残すところ最後の2枚となった今日は、なんだか新鮮な気持ちにもなってくる。自分だけだろうか。年初めにはずっしりとした重みと厚みがあったカレンダーも、日に日に葉っぱが枯れて落ち葉となっている木々のように、一年の集大成を迎えようとしているが如く、終わりと始まりの季節に向けて様々な準備に取りかかろうとしている。

2020年もあと2か月で終わりだと思うと、相変わらずあっという間だったなという顧みと同時に、やっとこの季節が到来したんだなという心躍る瞬間でもある。ハロウィンも終わり、街はムーディーな青や白のネオンで飾られたツリーや、楽しく温かみを与えてくれるカラフルなクリスマス色に一変する。

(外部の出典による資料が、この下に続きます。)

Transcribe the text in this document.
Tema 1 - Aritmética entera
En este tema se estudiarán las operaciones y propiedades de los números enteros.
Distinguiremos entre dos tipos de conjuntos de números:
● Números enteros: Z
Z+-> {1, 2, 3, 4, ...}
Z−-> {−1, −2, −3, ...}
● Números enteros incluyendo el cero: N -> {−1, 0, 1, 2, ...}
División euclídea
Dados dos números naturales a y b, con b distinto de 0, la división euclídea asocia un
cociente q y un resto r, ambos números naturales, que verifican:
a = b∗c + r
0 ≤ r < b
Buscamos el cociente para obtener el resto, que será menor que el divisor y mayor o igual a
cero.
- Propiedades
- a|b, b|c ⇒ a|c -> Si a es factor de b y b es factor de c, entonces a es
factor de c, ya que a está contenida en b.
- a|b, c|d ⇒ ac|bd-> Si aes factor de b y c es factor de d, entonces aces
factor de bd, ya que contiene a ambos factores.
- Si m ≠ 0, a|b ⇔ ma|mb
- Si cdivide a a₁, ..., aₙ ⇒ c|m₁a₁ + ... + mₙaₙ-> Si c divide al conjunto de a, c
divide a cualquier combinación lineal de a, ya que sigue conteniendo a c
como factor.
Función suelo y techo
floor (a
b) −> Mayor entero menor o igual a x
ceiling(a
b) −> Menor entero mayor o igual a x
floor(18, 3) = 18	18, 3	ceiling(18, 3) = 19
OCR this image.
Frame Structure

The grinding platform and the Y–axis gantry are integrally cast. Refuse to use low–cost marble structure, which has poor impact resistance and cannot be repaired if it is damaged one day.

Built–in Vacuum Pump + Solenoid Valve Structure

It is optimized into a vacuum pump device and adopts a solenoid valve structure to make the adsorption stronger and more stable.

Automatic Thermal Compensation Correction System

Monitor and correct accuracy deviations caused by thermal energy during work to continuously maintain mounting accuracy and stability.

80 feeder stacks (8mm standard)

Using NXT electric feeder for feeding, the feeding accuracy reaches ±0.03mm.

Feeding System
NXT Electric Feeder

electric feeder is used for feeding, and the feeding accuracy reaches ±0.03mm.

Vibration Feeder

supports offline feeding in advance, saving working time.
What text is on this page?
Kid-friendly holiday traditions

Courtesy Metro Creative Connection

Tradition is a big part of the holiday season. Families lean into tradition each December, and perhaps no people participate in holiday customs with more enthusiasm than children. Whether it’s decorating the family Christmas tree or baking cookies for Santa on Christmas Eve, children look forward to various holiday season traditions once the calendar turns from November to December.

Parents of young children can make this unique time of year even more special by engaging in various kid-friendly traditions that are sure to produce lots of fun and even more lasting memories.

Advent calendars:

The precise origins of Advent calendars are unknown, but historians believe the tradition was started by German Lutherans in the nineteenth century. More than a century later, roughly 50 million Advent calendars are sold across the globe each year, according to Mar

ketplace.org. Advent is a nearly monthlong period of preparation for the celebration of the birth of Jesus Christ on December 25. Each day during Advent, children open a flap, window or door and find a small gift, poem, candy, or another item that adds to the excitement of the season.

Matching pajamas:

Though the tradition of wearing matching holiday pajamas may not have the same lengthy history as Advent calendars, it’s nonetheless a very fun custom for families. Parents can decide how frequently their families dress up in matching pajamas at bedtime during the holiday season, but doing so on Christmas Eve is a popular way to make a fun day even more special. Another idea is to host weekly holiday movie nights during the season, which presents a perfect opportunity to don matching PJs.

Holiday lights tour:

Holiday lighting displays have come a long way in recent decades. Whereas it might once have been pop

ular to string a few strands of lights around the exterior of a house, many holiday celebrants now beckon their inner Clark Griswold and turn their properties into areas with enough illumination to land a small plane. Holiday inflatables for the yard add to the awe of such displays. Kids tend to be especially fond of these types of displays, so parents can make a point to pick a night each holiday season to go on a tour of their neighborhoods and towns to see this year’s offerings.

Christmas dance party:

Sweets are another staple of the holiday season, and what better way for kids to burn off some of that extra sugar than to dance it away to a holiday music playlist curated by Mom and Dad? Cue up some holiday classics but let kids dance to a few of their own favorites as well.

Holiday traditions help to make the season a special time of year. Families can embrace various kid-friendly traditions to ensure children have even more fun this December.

朝の空気もいい。ひんやりと乾いた風が起きかけの身体にすーっと浸み込んでくる。秋から冬へ移り変わる唯一この時期にしか味わえない瞬間だ。日が暮れる時間が早くなったなと感じるのもまさにこの時期だろう。太陽が出ている昼の時間が短く夜の時間が長いのも季節の歩みを感じる。

百貨店やデパ地下、スーパーでもクリスマスケーキのカタログやディスプレイが並び始め、おせち料理の予約注文の受け付けも始まっていたりするのもまた一年の終わりに向かっている季節感を実感する。

熟成していく楽しみ

この季節になると毎年準備を始めていることがある。シュトーレンだ。ドイツでは欠かすことの出来ない食べ物で、クリスマスケーキと言えば誰もがこれを指す。家庭でも作られているシュトーレンは、焼き菓子に属するスイーツで日持ちのするハードケーキともいえるだろう。クリスマス1か月前くらいから、薄くスライスしたシュトーレンを少しずつ味が変化していく様子も味わいながら頂くのがドイツスタイル。ラム酒が浸みたドライフルーツやナッツが、小麦粉を焼いた生地に馴染んで次第にしっとり感が出てくる。日が経つに連れて熟成していくのだ。

周りにはたっぷりの粉糖が付いていて、中はしっかりと焼かれた小麦生地に洋酒で漬けたドライフルーツが菌の繁殖を防いでくれ、長期保存が可能な冬の極上デザートだ。さっそくドライフルーツを洋酒に漬け込んで、たっぷりと味が浸み込んだ自分オリジナルの仕上がりを楽しもう。

クリスマスまで、まだ1か月半以上ある。漬け込み時間が長ければ長いほど、コクの強い味わいが期待できる。クリスマス1か月前には焼き上げるとして、2~3週間は漬け込めるだろう。今年のシュトーレンも楽しみだ。